In this chapter, we presented the main concept of creating bootstrap samples and estimating bootstrap statistics. Building on this foundation, we introduced bootstrap aggregating, or bagging, which uses a number of bootstrap samples to train many base learners that utilize the same machine learning algorithm. Later, we provided a custom implementation of bagging for classification, as well as the means to parallelize it. Finally, we showcased the use of scikit-learn's own implementation of bagging for regression and classification problems.

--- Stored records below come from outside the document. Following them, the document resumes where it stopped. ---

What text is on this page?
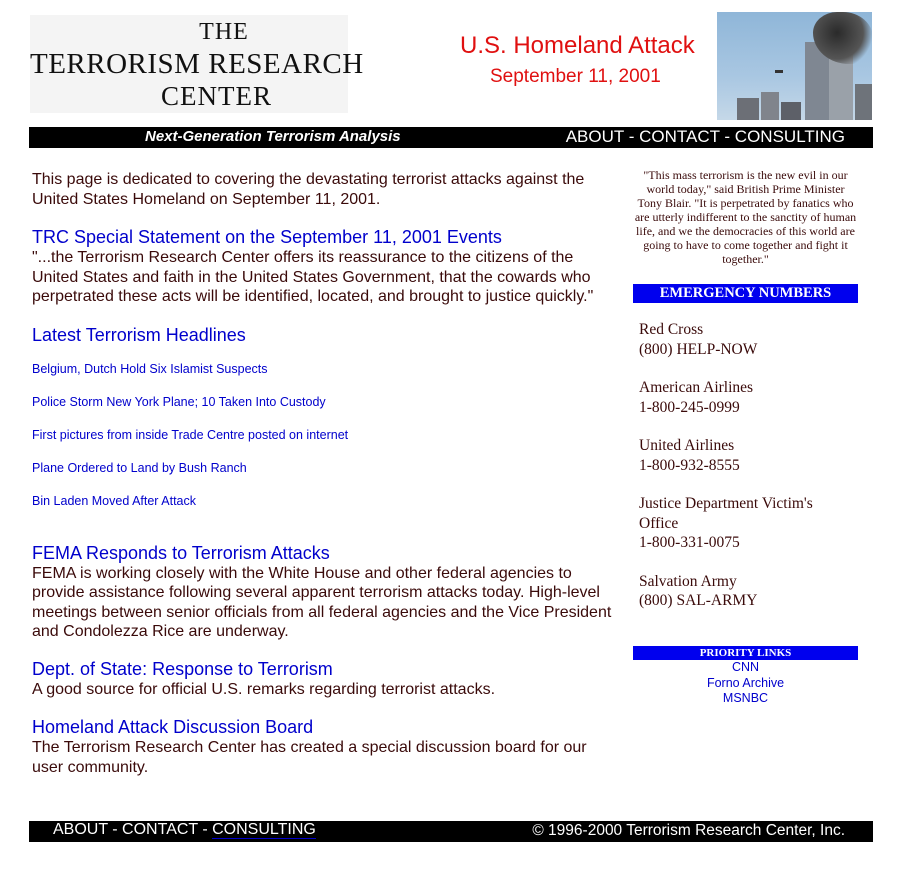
THE
TERRORISM RESEARCH
CENTER
U.S. Homeland Attack
September 11, 2001
Next-Generation Terrorism Analysis	ABOUT - CONTACT - CONSULTING

This page is dedicated to covering the devastating terrorist attacks against the United States Homeland on September 11, 2001.

TRC Special Statement on the September 11, 2001 Events

"...the Terrorism Research Center offers its reassurance to the citizens of the United States and faith in the United States Government, that the cowards who perpetrated these acts will be identified, located, and brought to justice quickly."

Latest Terrorism Headlines
Belgium, Dutch Hold Six Islamist Suspects
Police Storm New York Plane; 10 Taken Into Custody
First pictures from inside Trade Centre posted on internet
Plane Ordered to Land by Bush Ranch
Bin Laden Moved After Attack
FEMA Responds to Terrorism Attacks

FEMA is working closely with the White House and other federal agencies to provide assistance following several apparent terrorism attacks today. High-level meetings between senior officials from all federal agencies and the Vice President and Condolezza Rice are underway.

Dept. of State: Response to Terrorism

A good source for official U.S. remarks regarding terrorist attacks.

Homeland Attack Discussion Board

The Terrorism Research Center has created a special discussion board for our user community.

"This mass terrorism is the new evil in our world today," said British Prime Minister Tony Blair. "It is perpetrated by fanatics who are utterly indifferent to the sanctity of human life, and we the democracies of this world are going to have to come together and fight it together."

EMERGENCY NUMBERS
Red Cross
(800) HELP-NOW
American Airlines
1-800-245-0999
United Airlines
1-800-932-8555
Justice Department Victim's Office
1-800-331-0075
Salvation Army
(800) SAL-ARMY
PRIORITY LINKS
CNN
Forno Archive
MSNBC
ABOUT - CONTACT - CONSULTING	© 1996-2000 Terrorism Research Center, Inc.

The chapter can be summarized as follows. Bootstrap samples are created by resampling with replacement from the original dataset. The main idea is to treat the original sample as the population, and each subsample as an original sample. If the original dataset and the bootstrap dataset have the same size, each instance has a probability of  63.2% of being included in the bootstrap dataset (sample). Bootstrap methods are useful for calculating statistics such as confidence intervals and standard error, without making assumptions about the underlying distribution. Bagging generates a number of bootstrap samples to train each individual base learner. Bagging benefits unstable learners, where small variations in the train set induce great variations in the generated model. Bagging is a suitable ensemble learning method to reduce variance.

 

Bagging allows for easy parallelization, as each bootstrap sample and base learner can be generated, trained, and tested individually. As with all ensemble learning methods, using bagging reduces the interpretability and motivation behind individual predictions.

In the next chapter, we will introduce the second generative method, Boosting.